River Logic Blog | Prescriptive Analytics Blog

Data complexities prove Excel spreadsheets difficult to maintain

Written by Renat Stewart | May 27, 2013

Excel Spreadsheets are Error-Prone

A case in point of this phenomenon is the recently discovered omission in Reinhart – Rogoff’s “Growth in a time of debt” model which examined the correlation of the countries’ debt burden vs. their economic growth. The 2010 paper’s main result was that “…median growth rates for countries with public debt over 90 percent of GDP are roughly one percent lower than otherwise”.

This was widely cited as a landmark study by politicians and economists in the Austerity vs. Stimulus debate the world has been enjoying for the last few years. Indications suggest, however, that the Harvard scientists had a coding error in their Excel spreadsheet, accidentally skipping 5 cells (countries) in their averages calculations.

Another recent example is the “London Whale” $6 billion trading debacle at JP Morgan and the role Value–at-Risk model played there. VaR is a popular risk exposure metric in financial services industry. For a given portfolio over a specific time horizon, given a specific probability level, VaR is the threshold value such that the probability that the portfolio’s mark-to-market loss will exceed this threshold value is the given probability – e.g., we could say that for a portfolio X with a one year 5% VaR of $200M, there is a 5% chance of the portfolio losing more than $200M of its value over a one year horizon.

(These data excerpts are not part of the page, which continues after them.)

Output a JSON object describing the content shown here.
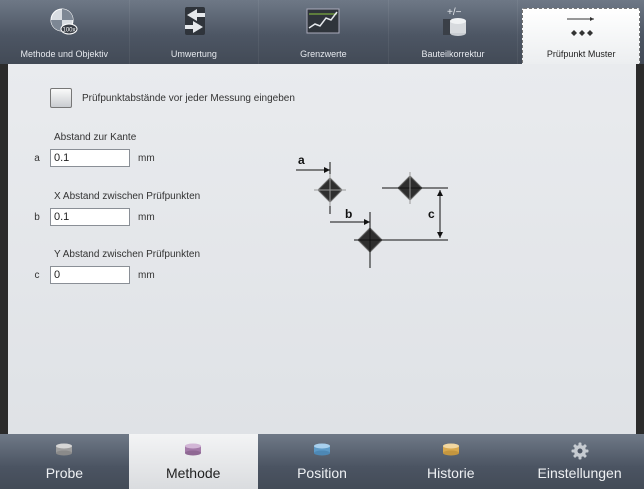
{
  "top_tabs": [
    {
      "label": "Methode und Objektiv",
      "icon": "objective-lens-icon"
    },
    {
      "label": "Umwertung",
      "icon": "conversion-arrows-icon"
    },
    {
      "label": "Grenzwerte",
      "icon": "limits-chart-icon"
    },
    {
      "label": "Bauteilkorrektur",
      "icon": "part-correction-icon"
    },
    {
      "label": "Prüfpunkt Muster",
      "icon": "point-pattern-icon"
    }
  ],
  "checkbox_label": "Prüfpunktabstände vor jeder Messung eingeben",
  "fields": [
    {
      "title": "Abstand zur Kante",
      "letter": "a",
      "value": "0.1",
      "unit": "mm"
    },
    {
      "title": "X Abstand zwischen Prüfpunkten",
      "letter": "b",
      "value": "0.1",
      "unit": "mm"
    },
    {
      "title": "Y Abstand zwischen Prüfpunkten",
      "letter": "c",
      "value": "0",
      "unit": "mm"
    }
  ],
  "diagram_labels": {
    "a": "a",
    "b": "b",
    "c": "c"
  },
  "bottom_tabs": [
    {
      "label": "Probe",
      "icon": "probe-cylinder-icon",
      "color": "#b8b8b8"
    },
    {
      "label": "Methode",
      "icon": "method-cylinder-icon",
      "color": "#b38fb8"
    },
    {
      "label": "Position",
      "icon": "position-cylinder-icon",
      "color": "#7fb2d8"
    },
    {
      "label": "Historie",
      "icon": "history-cylinder-icon",
      "color": "#e8c27a"
    },
    {
      "label": "Einstellungen",
      "icon": "settings-gear-icon",
      "color": "#bfc4ca"
    }
  ]
}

It appears that the Value-at-Risk model JP Morgan used involved a process of updating the spreadsheets manually, by copying and pasting data from one spreadsheet to another. Needless to say, the manual process could create a rather fertile ground for data inconsistencies. The model also had an error which may have had the effect of “muting volatility by a factor of two and of lowering the VaR”.

The Problem with Excel Spreadsheets

The issue here is that Excel does not have the inherent capacity to check for human- or system-introduced errors in an automatic and holistic manner. It will do all kinds of calculations with any kind of data you throw at it. However, as your spreadsheets continually become more and more complicated, it becomes nearly impossible to track changes and ensure that your model is still “sane”. As you start sharing the spreadsheets with multiple people who may work on different sets of the formulas or data, it becomes even more problematic.

How to Minimize Negative Effects of Using Excel Spreadsheets

To minimize negative effects of potential data/model issues, companies can try to limit the spreadsheet usage to very specific, high-value, limited in scope areas. However, the business need of creating dramatically complex, company-wide, integrated business planning and budgeting systems will still need to be addressed.

From the organizational perspective, companies can try to be very focused and ensure that the right processes are in place to catch any potential data or modeling errors.

From the technology point of view, businesses can seek out next generation alternatives which should have the same or surpassing levels of agility and rapidness of Excel modeling but also provide out-of-the-box, automatic truth maintenance features such as:

  • automatic equations generation, so the users do not have to go over every single line of code to ensure they are still not broken
  • mass / energy balancing, which would account for every single resource, material, and process entering and exiting the system for the given time period(s), so that no unaccounted items, quantities, or capacities can be left out by accident
  • financial auditing, which would automatically build financial statements, linking all the transactions occurring within the model and ensuring model sanity from the accounting perspective

This kind of technology would significantly minimize the time required to verify data and logic sanity and reduce the amount of re-work that would go into fixing any issues, especially with millions of rows of data involved.